The present study has a number of limitations. First, it is a single-center study. The findings clearly need to be confirmed by a multicenter study. Second, the study enrolled only 105 patients. Though relatively small, the series was very homogeneous in terms of severity and also highly representative of the trauma patient population commonly encountered. Finally, mHLA-DR expression was measured every 2 days after trauma. However, the mean onset of infection was on day 4; in some patients, this limited the amount of analyzable mHLA-DR expression data available before day 4. In subsequent studies, follow-up of patients should consist of daily monitoring during the early post-trauma period. Indeed, one potentially interesting objective of a future study would be an assessment of the usefulness of daily mHLA-DR measurements to detect patients at an increased risk of infection. To pre-empt development of infection, clinicians could give these patients prophylactic treatment, such as antibiotics [48], immunostimulant by interferon-gamma [62], or granulocyte-macrophage colony-stimulating factor, as used in septic shock [35].

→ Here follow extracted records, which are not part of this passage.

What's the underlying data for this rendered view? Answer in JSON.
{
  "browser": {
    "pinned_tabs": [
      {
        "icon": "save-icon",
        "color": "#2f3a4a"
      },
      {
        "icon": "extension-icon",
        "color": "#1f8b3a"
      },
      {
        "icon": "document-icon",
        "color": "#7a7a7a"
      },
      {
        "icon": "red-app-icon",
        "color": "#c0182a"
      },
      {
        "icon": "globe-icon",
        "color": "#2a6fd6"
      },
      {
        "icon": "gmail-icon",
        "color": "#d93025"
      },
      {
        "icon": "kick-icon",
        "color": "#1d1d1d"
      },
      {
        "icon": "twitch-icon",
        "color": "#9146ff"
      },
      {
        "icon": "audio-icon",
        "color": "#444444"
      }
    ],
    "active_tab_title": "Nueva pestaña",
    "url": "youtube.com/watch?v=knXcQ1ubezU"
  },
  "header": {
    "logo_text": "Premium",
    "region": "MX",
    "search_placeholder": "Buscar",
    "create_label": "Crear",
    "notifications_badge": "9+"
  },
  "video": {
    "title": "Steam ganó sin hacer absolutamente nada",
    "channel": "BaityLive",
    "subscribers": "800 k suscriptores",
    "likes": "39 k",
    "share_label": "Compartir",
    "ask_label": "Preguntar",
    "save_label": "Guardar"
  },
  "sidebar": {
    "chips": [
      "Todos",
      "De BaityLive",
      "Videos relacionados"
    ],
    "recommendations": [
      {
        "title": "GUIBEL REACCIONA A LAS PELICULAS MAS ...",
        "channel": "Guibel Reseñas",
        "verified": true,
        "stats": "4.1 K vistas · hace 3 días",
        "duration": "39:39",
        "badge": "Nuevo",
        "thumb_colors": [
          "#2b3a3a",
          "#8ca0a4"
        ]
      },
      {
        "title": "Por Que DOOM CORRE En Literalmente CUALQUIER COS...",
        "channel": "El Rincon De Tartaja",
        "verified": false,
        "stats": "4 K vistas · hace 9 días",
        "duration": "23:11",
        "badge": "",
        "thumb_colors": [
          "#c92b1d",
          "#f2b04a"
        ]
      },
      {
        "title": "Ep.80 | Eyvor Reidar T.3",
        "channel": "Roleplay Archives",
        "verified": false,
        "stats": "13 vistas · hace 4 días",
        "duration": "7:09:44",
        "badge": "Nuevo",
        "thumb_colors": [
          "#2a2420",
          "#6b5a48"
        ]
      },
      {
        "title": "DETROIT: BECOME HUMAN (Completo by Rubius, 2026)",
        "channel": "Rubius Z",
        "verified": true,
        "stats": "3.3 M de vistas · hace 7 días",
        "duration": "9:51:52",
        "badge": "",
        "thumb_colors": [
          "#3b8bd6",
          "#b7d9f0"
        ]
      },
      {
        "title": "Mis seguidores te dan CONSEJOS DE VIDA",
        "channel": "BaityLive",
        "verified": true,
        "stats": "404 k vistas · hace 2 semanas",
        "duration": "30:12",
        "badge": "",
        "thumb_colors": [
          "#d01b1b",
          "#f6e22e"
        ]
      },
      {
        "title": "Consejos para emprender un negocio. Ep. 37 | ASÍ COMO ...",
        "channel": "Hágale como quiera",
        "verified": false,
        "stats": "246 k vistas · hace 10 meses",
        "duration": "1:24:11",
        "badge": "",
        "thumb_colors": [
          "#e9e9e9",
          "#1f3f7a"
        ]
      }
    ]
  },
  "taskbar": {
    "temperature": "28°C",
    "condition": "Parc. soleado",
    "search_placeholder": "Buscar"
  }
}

Trauma induces a temporary, relative immunosuppression characterized by diminished mHLA-DR expression. The pattern of progression of mHLA-DR expression over time appears to be a more useful indicator of increased risk of infection than the actual levels of mHLA-DR expression at given points in time. Patients in whom recovery of mHLA-DR expression begins after days 1 and 2 are likely to have an uneventful outcome, whereas those with persistently lower levels of mHLA-DR expression are more likely to suffer infection. Large, multicenter studies are needed to confirm these promising results.

Key messages

  • Severe trauma patients present with a transient immunosuppression with decreased mHLA-DR expression.

  • The lack of mHLA-DR recovery between days 3 and 4 and days 1 and 2 is associated with sepsis.

  • After adjustment for classic confounding risk factors, the lack of mHLA-DR recovery was the sole factor independently and significantly associated with the development of sepsis.